Farmer Spotlight: Shaw Farm Dracut, MA

Posted by Amy Levine on Jan 11, 2013 5:38:47 AM

Shaw Farm dairy truck

Visit 12/21/12

We try to make an effort to visit our local growers and vendors at least once a year, and a few weeks ago we took a trip out to our new organic milk supplier, Shaw Farm of Dracut, Massachusetts! Located just an hour north of our Charlestown office, this family-owned dairy farm is about as local as it gets for Boston. After tasting some of their legendary eggnog and other products, we’re tempted to make our visits more frequent.

Shaw Farm operates their own farm store with fresh milk, ice cream, and even baked goods. The farm store is heated by geothermal energy – a renewable energy created by the heat found below the earth’s surface. It not only helps with their energy bill, but it also reduces greenhouse gas emissions on the farm.

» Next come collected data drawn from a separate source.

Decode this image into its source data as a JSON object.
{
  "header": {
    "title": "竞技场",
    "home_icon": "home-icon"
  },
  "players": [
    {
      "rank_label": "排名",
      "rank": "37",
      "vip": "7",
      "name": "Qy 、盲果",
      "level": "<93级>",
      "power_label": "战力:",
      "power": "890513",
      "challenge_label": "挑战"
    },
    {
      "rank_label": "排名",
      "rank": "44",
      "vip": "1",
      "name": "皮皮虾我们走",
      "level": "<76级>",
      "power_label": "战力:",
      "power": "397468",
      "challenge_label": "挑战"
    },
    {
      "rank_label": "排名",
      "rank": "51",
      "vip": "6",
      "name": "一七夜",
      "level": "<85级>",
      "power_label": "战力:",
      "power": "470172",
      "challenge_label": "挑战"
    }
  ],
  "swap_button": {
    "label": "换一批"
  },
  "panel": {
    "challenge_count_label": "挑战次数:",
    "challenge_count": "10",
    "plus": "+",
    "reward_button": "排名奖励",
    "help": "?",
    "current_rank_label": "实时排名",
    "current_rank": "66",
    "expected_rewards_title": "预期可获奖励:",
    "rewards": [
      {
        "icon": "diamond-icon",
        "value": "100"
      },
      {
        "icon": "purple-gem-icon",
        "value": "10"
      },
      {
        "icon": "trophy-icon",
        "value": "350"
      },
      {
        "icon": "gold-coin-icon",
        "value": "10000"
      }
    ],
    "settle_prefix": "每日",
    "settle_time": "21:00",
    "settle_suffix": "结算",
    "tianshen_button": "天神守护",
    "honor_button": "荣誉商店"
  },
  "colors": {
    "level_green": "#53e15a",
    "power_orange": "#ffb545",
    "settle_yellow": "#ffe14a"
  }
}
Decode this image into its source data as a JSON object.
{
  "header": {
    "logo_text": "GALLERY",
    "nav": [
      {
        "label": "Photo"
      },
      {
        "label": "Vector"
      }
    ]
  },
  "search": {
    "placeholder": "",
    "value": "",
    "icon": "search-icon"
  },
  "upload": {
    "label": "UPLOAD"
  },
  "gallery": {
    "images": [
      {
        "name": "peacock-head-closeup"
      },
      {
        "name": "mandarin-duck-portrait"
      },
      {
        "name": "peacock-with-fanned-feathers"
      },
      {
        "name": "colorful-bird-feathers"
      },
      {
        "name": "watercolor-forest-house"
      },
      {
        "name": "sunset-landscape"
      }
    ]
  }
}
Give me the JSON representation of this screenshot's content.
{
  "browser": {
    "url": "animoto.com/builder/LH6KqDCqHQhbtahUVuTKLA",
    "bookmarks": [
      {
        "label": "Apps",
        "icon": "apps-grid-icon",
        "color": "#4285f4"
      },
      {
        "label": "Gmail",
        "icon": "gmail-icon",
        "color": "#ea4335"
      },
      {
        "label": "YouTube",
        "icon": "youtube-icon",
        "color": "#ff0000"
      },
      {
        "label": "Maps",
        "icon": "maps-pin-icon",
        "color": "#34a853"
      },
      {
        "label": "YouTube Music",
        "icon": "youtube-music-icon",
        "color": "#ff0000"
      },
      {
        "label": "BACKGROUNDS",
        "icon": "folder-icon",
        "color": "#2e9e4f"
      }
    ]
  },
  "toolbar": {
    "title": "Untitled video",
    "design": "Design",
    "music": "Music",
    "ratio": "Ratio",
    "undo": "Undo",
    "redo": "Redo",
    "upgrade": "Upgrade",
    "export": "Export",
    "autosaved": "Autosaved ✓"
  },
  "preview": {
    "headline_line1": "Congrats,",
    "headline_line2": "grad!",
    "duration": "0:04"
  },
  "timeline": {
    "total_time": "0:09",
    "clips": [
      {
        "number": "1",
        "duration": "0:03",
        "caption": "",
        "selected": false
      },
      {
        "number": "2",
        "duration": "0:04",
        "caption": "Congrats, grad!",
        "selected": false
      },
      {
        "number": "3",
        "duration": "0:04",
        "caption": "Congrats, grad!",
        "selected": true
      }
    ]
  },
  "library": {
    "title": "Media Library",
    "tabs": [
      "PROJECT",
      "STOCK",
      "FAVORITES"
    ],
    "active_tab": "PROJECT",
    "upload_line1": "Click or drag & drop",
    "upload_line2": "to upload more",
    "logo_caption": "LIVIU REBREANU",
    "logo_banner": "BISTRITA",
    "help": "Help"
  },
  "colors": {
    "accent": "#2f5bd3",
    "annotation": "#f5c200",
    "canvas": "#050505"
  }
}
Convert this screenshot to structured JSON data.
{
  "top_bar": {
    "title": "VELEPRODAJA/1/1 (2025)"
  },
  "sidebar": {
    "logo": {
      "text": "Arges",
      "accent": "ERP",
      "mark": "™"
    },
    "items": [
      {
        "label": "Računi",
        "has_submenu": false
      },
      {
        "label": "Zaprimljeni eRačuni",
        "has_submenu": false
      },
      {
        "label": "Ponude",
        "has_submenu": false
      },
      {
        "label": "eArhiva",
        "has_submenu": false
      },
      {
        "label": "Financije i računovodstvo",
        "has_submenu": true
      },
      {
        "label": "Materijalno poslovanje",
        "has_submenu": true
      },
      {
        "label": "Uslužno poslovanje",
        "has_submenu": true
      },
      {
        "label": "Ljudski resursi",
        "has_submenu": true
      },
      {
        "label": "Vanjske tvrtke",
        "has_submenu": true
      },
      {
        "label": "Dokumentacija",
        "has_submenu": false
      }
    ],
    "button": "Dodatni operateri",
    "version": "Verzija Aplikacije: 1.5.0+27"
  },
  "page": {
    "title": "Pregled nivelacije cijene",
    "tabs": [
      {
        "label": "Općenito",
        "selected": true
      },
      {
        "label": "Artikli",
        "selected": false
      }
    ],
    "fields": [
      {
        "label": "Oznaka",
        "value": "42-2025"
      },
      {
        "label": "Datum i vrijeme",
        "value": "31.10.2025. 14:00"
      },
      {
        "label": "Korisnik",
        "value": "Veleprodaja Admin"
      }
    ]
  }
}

1. Story and history of Shaw Farm

Since 1908 Shaw Farm has been providing high quality local dairy products to the Merrimack Valley. Located in Dracut, MA, the farm offers fresh milk, ice cream, and many other local products. Their tagline – “if they say it’s homemade, ask to see their cows” – reminds us of the true farm-to-table process and begs us to ask the question where does our food come from?

2. Why did they start the organic brand?

In 2007 Shaw Farm began to market its own “certified organic” milk products under the name New England Organic Creamery. Owner, Warren Shaw says changes in the marketplace driven by consumer demand for local organic milk have made this change important to the future of the farm. He saw that there was a demand for organic milk and realized that the transition to become certified organic was fairly simple since the farm already operated under many of the organic standards. Now they are the only certified organic milk producer in Massachusetts.


Shaw Cow On extremely rainy days the cows stay indoors to prevent slips in the field. These girls are staying dry in the dairy barn!


3. How are the cows fed?

Shaw Farm has 16 cows that make up the organic herd. The cows go out in the morning to graze on organic pasture and relax in the field during the day. The majority of the organic herd’s diet consists of organic grass from their pasture and is supplemented with organic grains. Three generations of Shaw’s take care of the 150 acres of nutrient rich orchard grasses that help give the cows their proper protein and fiber. Warren also explained that he has never used antibiotics, growth hormones or anything that might taint the organic milk or harm his cattle.

4. How does farm legislation affect the Shaw Farm business and operations?

The recent nine-month extension of the federal farm bill allowed Shaw Farm to avoid an immediate rise in conventional milk prices. We asked Warren how the farm bill and other dairy industry legislation might affect his business, and he explained that federal milk subsidies and regulations only impact dairy farms that belong to co-ops, not independent dairy farmers like himself.

Because of Shaw Farm’s proximity to the city and densely concentrated population, they have direct access to a large customer base and are able to provide dairy directly to customers and retailers, such as Boston Organics. Because of our collective support, Shaw Farm will be able to thrive, operate, and continue their environmental stewardship of the land that has been in the Shaw family for several generations.